H.G. WELLS' TRIBUTE TO HIS WIFE, INSCRIBED BY HIM TO HIS CLOSE FRIEND AND SCIENTIFIC ADVISOR RICHARD GREGORY

WELLS, H.G. The Book of Catherine Wells. With an Introduction by her Husband H.G. Wells. London: Chatto & Windus, 1928. Octavo, contemporary full green morocco gilt, raised bands, marbled endpapers, top edge gilt, uncut.

First edition of H.G. Wells' "deeply moving" tribute to his wife, inscribed by him on the half title to his close friend and advisor Richard Arman Gregory, "RAGs. Old friend from H.G." Handsomely bound by Zaehnsdorf.

"'Jane' Wells (Amy Catherine Robbins) died in 1927, and this deeply moving work, containing a number of her own notes and jottings, is Wells's tribute in her memory. 'Gentle, faithful, wise and self-forgetful, she was the maker of a kind and free and hospitable home…' A seven-page booklet, In Memory of Amy Catherine Wells (Jane Wells), was printed privately in 1927 and consists of the funeral address 'read for Mr. Wells by Dr. T.E. Page'" (H.G. Wells Society 104). That pamphlet is laid into this copy. With four tipped-in photographic plates. Hammond K28. Not in Currey. Inscribed to noted British scientist and Wells' lifelong friend Sir Richard Arman Gregory. In Wells' first work of fiction, he dedicated the work to Gregory as his "dearest friend." The two met while students at the Normal School of Science in South Kensington. They jointly authored a textbook, Honours Physiography, in 1891. Reportedly, Gregory was the one person with whom Wells never quarreled. A professor of astronomy, Gregory also possessed expertise in physics, chemistry and other disciplines; he wrote several textbooks and eventually assumed the editorship of the journal Nature, to which Wells frequently contributed.
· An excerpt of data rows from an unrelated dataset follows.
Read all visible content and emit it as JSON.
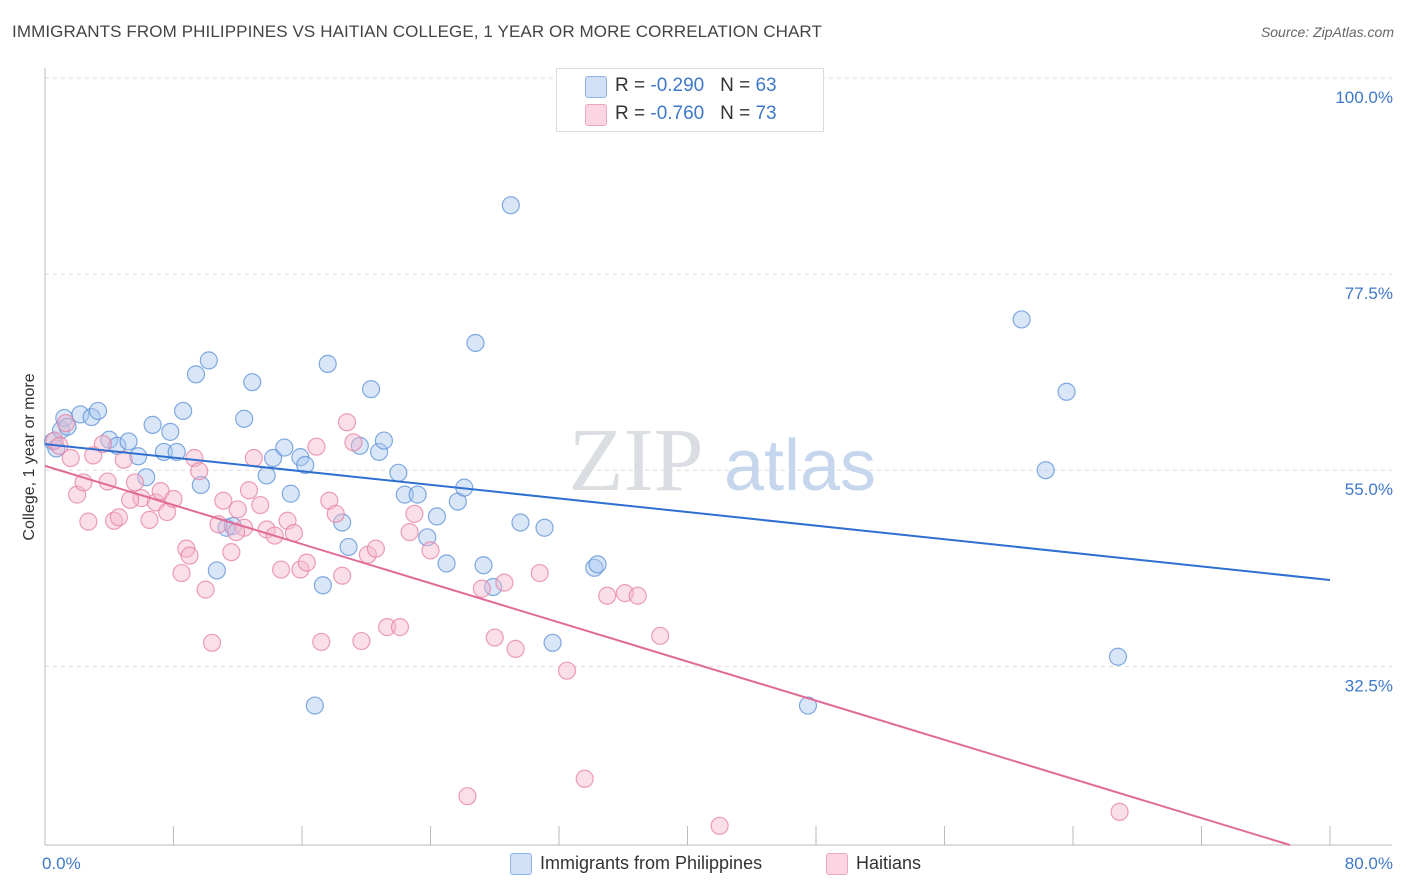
{
  "header": {
    "title": "IMMIGRANTS FROM PHILIPPINES VS HAITIAN COLLEGE, 1 YEAR OR MORE CORRELATION CHART",
    "source": "Source: ZipAtlas.com"
  },
  "watermark": {
    "zip": "ZIP",
    "atlas": "atlas"
  },
  "legend": {
    "rows": [
      {
        "r_label": "R = ",
        "r_value": "-0.290",
        "n_label": "N = ",
        "n_value": "63",
        "color": "#a8c8f0"
      },
      {
        "r_label": "R = ",
        "r_value": "-0.760",
        "n_label": "N = ",
        "n_value": "73",
        "color": "#f5b8cc"
      }
    ]
  },
  "chart_data": {
    "type": "scatter",
    "title": "IMMIGRANTS FROM PHILIPPINES VS HAITIAN COLLEGE, 1 YEAR OR MORE CORRELATION CHART",
    "xlabel": "",
    "ylabel": "College, 1 year or more",
    "xlim": [
      0,
      80
    ],
    "ylim": [
      12,
      100
    ],
    "x_tick_labels": [
      "0.0%",
      "80.0%"
    ],
    "y_ticks": [
      {
        "value": 100,
        "label": "100.0%"
      },
      {
        "value": 77.5,
        "label": "77.5%"
      },
      {
        "value": 55,
        "label": "55.0%"
      },
      {
        "value": 32.5,
        "label": "32.5%"
      }
    ],
    "grid": true,
    "series": [
      {
        "name": "Immigrants from Philippines",
        "color": "#5b8fd6",
        "fill": "#a8c8f0",
        "r": -0.29,
        "n": 63,
        "trend": {
          "x": [
            0,
            80
          ],
          "y": [
            58.0,
            42.4
          ]
        },
        "points": [
          [
            0.5,
            58.3
          ],
          [
            0.7,
            57.5
          ],
          [
            1.0,
            59.6
          ],
          [
            1.2,
            61.0
          ],
          [
            1.4,
            60.0
          ],
          [
            2.2,
            61.4
          ],
          [
            2.9,
            61.1
          ],
          [
            3.3,
            61.8
          ],
          [
            4.0,
            58.5
          ],
          [
            4.5,
            57.8
          ],
          [
            5.2,
            58.3
          ],
          [
            5.8,
            56.6
          ],
          [
            6.3,
            54.2
          ],
          [
            6.7,
            60.2
          ],
          [
            7.4,
            57.1
          ],
          [
            7.8,
            59.4
          ],
          [
            8.2,
            57.1
          ],
          [
            8.6,
            61.8
          ],
          [
            9.4,
            66.0
          ],
          [
            9.7,
            53.3
          ],
          [
            10.2,
            67.6
          ],
          [
            10.7,
            43.5
          ],
          [
            11.3,
            48.4
          ],
          [
            11.7,
            48.6
          ],
          [
            12.4,
            60.9
          ],
          [
            12.9,
            65.1
          ],
          [
            13.8,
            54.4
          ],
          [
            14.2,
            56.4
          ],
          [
            14.9,
            57.6
          ],
          [
            15.3,
            52.3
          ],
          [
            15.9,
            56.5
          ],
          [
            16.2,
            55.6
          ],
          [
            16.8,
            28.0
          ],
          [
            17.3,
            41.8
          ],
          [
            17.6,
            67.2
          ],
          [
            18.5,
            49.0
          ],
          [
            18.9,
            46.2
          ],
          [
            19.6,
            57.8
          ],
          [
            20.3,
            64.3
          ],
          [
            20.8,
            57.1
          ],
          [
            21.1,
            58.4
          ],
          [
            22.0,
            54.7
          ],
          [
            22.4,
            52.2
          ],
          [
            23.2,
            52.2
          ],
          [
            23.8,
            47.3
          ],
          [
            24.4,
            49.7
          ],
          [
            25.0,
            44.3
          ],
          [
            25.7,
            51.4
          ],
          [
            26.1,
            53.0
          ],
          [
            26.8,
            69.6
          ],
          [
            27.3,
            44.1
          ],
          [
            27.9,
            41.6
          ],
          [
            29.0,
            85.4
          ],
          [
            29.6,
            49.0
          ],
          [
            31.1,
            48.4
          ],
          [
            31.6,
            35.2
          ],
          [
            34.2,
            43.8
          ],
          [
            34.4,
            44.2
          ],
          [
            47.5,
            28.0
          ],
          [
            60.8,
            72.3
          ],
          [
            63.6,
            64.0
          ],
          [
            66.8,
            33.6
          ],
          [
            62.3,
            55.0
          ]
        ]
      },
      {
        "name": "Haitians",
        "color": "#e57fa2",
        "fill": "#f5b8cc",
        "r": -0.76,
        "n": 73,
        "trend": {
          "x": [
            0,
            80
          ],
          "y": [
            55.5,
            10.6
          ]
        },
        "points": [
          [
            0.6,
            58.4
          ],
          [
            0.9,
            57.8
          ],
          [
            1.3,
            60.4
          ],
          [
            1.6,
            56.4
          ],
          [
            2.0,
            52.2
          ],
          [
            2.4,
            53.6
          ],
          [
            2.7,
            49.1
          ],
          [
            3.0,
            56.7
          ],
          [
            3.6,
            58.0
          ],
          [
            3.9,
            53.7
          ],
          [
            4.3,
            49.2
          ],
          [
            4.6,
            49.6
          ],
          [
            4.9,
            56.2
          ],
          [
            5.6,
            53.6
          ],
          [
            6.0,
            51.8
          ],
          [
            6.5,
            49.3
          ],
          [
            6.9,
            51.3
          ],
          [
            7.2,
            52.6
          ],
          [
            7.6,
            50.2
          ],
          [
            8.0,
            51.7
          ],
          [
            8.5,
            43.2
          ],
          [
            8.8,
            46.0
          ],
          [
            9.3,
            56.4
          ],
          [
            9.6,
            54.9
          ],
          [
            10.0,
            41.3
          ],
          [
            10.4,
            35.2
          ],
          [
            10.8,
            48.8
          ],
          [
            11.1,
            51.5
          ],
          [
            11.6,
            45.6
          ],
          [
            12.0,
            50.5
          ],
          [
            12.4,
            48.4
          ],
          [
            12.7,
            52.7
          ],
          [
            13.0,
            56.4
          ],
          [
            13.4,
            51.0
          ],
          [
            13.8,
            48.2
          ],
          [
            14.3,
            47.5
          ],
          [
            14.7,
            43.6
          ],
          [
            15.1,
            49.2
          ],
          [
            15.5,
            47.8
          ],
          [
            15.9,
            43.6
          ],
          [
            16.3,
            44.4
          ],
          [
            16.9,
            57.7
          ],
          [
            17.2,
            35.3
          ],
          [
            17.7,
            51.5
          ],
          [
            18.1,
            50.0
          ],
          [
            18.5,
            42.9
          ],
          [
            18.8,
            60.5
          ],
          [
            19.2,
            58.2
          ],
          [
            19.7,
            35.4
          ],
          [
            20.1,
            45.3
          ],
          [
            20.6,
            46.0
          ],
          [
            21.3,
            37.0
          ],
          [
            22.1,
            37.0
          ],
          [
            22.7,
            47.9
          ],
          [
            23.0,
            50.0
          ],
          [
            26.3,
            17.6
          ],
          [
            27.2,
            41.4
          ],
          [
            28.0,
            35.8
          ],
          [
            28.6,
            42.1
          ],
          [
            29.3,
            34.5
          ],
          [
            30.8,
            43.2
          ],
          [
            32.5,
            32.0
          ],
          [
            33.6,
            19.6
          ],
          [
            35.0,
            40.6
          ],
          [
            36.1,
            40.9
          ],
          [
            36.9,
            40.6
          ],
          [
            38.3,
            36.0
          ],
          [
            42.0,
            14.2
          ],
          [
            66.9,
            15.8
          ],
          [
            5.3,
            51.6
          ],
          [
            9.0,
            45.2
          ],
          [
            11.9,
            47.9
          ],
          [
            24.0,
            45.8
          ]
        ]
      }
    ]
  },
  "bottom_legend": {
    "items": [
      {
        "label": "Immigrants from Philippines",
        "color": "#a8c8f0"
      },
      {
        "label": "Haitians",
        "color": "#f5b8cc"
      }
    ]
  }
}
The author often turned to Gregory, and to the experts Gregory contacted on Wells' behalf, for insight and encouragement when writing his famous "scientific romances." After Wells' death, Gregory worked to establish the H.G. Wells Memorial to preserve public attention to his friend's body of work. Throughout his life Gregory was a passionate advocate for science—"It is necessary to believe in the holiness of scientific work," he once declared—and "an optimist about man's future" (Horrabin, in New Scientist, April 11, 1957).

Interior fine, toning to spine of morocco-gilt binding. A near-fine inscribed copy.